Aku menjelaskan kepada Nara tentang mimpiku yang hampir mendekati puncak. Tetapi Nara tiba-tiba memutus pembicaraan. Astaga.
“Jo, lihat deh tadi aku ngga sengaja berpapasan dengan kakak senior. Dengar-dengar sih dia asisten dosen, wah keren yah dia,,” Nara terlihat bersemangat menceritakan orang yang dilihatnya tadi siang.
“Ohhh.. Kamu masih ingat wajahnya?”
Nara mengangguk.
“Btw ingat woy kamu ke sini buat kuliah!”
“Ya serong dikit memanjakan mata kan bisa sih Jo,”
“Okelah.”
Aku menutup pembicaraan dengan Nara. Malam ini hujan turun lagi. Kusesap aroma hujan yang terkadang menggiurkan. Tak ada dusta bila bicara tentang hujan.

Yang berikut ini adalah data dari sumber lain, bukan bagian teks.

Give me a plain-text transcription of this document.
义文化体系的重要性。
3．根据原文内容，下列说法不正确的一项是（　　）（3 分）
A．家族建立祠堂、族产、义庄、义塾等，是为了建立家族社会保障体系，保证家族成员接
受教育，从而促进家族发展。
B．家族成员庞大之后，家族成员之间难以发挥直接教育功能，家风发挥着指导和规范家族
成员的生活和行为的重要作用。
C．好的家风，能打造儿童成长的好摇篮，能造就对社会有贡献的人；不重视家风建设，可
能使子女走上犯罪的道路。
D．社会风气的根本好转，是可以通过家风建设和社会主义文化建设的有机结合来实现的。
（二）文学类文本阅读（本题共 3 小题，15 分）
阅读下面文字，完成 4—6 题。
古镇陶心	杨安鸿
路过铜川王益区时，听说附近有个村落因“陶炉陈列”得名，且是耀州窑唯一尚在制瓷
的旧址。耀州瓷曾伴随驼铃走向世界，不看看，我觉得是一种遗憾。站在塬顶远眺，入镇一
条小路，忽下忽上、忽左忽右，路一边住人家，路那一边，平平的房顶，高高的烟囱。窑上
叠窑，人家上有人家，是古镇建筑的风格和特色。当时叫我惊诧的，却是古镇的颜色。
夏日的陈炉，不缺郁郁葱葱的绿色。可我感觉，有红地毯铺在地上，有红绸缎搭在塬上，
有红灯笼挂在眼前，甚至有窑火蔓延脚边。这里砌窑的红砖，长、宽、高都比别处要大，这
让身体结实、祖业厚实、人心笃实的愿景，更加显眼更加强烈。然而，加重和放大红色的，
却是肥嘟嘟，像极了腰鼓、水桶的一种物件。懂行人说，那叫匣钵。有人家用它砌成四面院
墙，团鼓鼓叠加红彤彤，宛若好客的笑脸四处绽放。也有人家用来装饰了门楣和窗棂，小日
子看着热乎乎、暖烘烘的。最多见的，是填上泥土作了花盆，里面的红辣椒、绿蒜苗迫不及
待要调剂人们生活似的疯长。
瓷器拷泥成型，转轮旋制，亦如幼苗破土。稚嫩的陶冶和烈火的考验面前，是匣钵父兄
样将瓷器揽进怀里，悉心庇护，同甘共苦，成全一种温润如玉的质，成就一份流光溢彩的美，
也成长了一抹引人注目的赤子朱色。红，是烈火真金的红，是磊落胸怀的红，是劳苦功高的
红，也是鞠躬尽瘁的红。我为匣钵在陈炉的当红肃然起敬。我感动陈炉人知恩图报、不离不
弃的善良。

Hatiku seakan melambai pada kenangan masa lalu.
“KRINGGG!”
Muncul panggilan telepon dari Kei.
“Halo, ada apa?”
“Wah parah tumben langsung to the point Jo,”
“Hehehe ok maaf Kei..”
“Eleeeh.. Aku mah cuma mau cek keadaanmu doang, gimana, enak nggak di kampus barumu?” tanya Kei dari balik telepon.
“Pasti dong.”
Kei memang sudah lebih dulu masuk kuliah di sana jadi dia sudah merasakan gimana kuliah pada hari pertama.
“Oke deh, Joan, cant wait to see you again, tapi gatau kapan hahaha..”
Aku menutup panggilan telepon dari Keisha. Anak itu memang terkadang lucu tetapi kebanyakan rempongnya sih. Tapi itulah bentuk teman dekatku, aku juga nyaman bersahabat dengan orang berbentuk Kei.
Lantas setelah rembulan bangun dari tidurnya, mentari menyapaku lembut dari balik jendela kamar kostku. Kuhirup aroma pagi yang segar pada detik pertama aku bangun. Lalu bersiap-siap untuk berangkat ke kampus dan mulai belajar hari pertama.
Aku menemukan seisi kelasku kebanyakan perempuan. Tak masalah juga. Mereka berasal dari latar belakang yang beragam namun ada juga yang berasal dari daerah setempat. Kuberikan sebuah senyum kepada mereka yang memulai senyum terlebih dulu. Kuharap suasana kelas juga asik.
Seusai perkuliahan, kulangkahkan kaki menemui Nara di gedung sebelah.
“Jo.. Jo.. Lihat tuh, itu dia orang yang aku ceritakan semalam. Lumayan sih orangnya.”
Pria yang dimaksud Nara masih sulit kutebak sebab ia berbalik badan di hadapan kami.
“Bener dia emang asdos, tadi dia dikenalin sama dosen di dalam kelas, wadidaw tuh anak, Jooo”
“Huh” aku menarik nafas panjang dan menghembuskannya secara perlahan.
Tapi diam-diam kulirik juga orang yang dimaksud Nara.
Beberapa hari berikutnya masih begitu juga. Nara menunjuk pria itu saat dalam keadaan berbalik badan. Lama-lama aku geram juga melihat teman baruku ini.
“Nara udah deh, capek aku tuh dikasih lihat begini terus sama kamu.”
Nara hanya tertawa lepas. Karena memang hanya dia yang tahu bagaimana bentuk wajah dari pria yang dimaksudnya.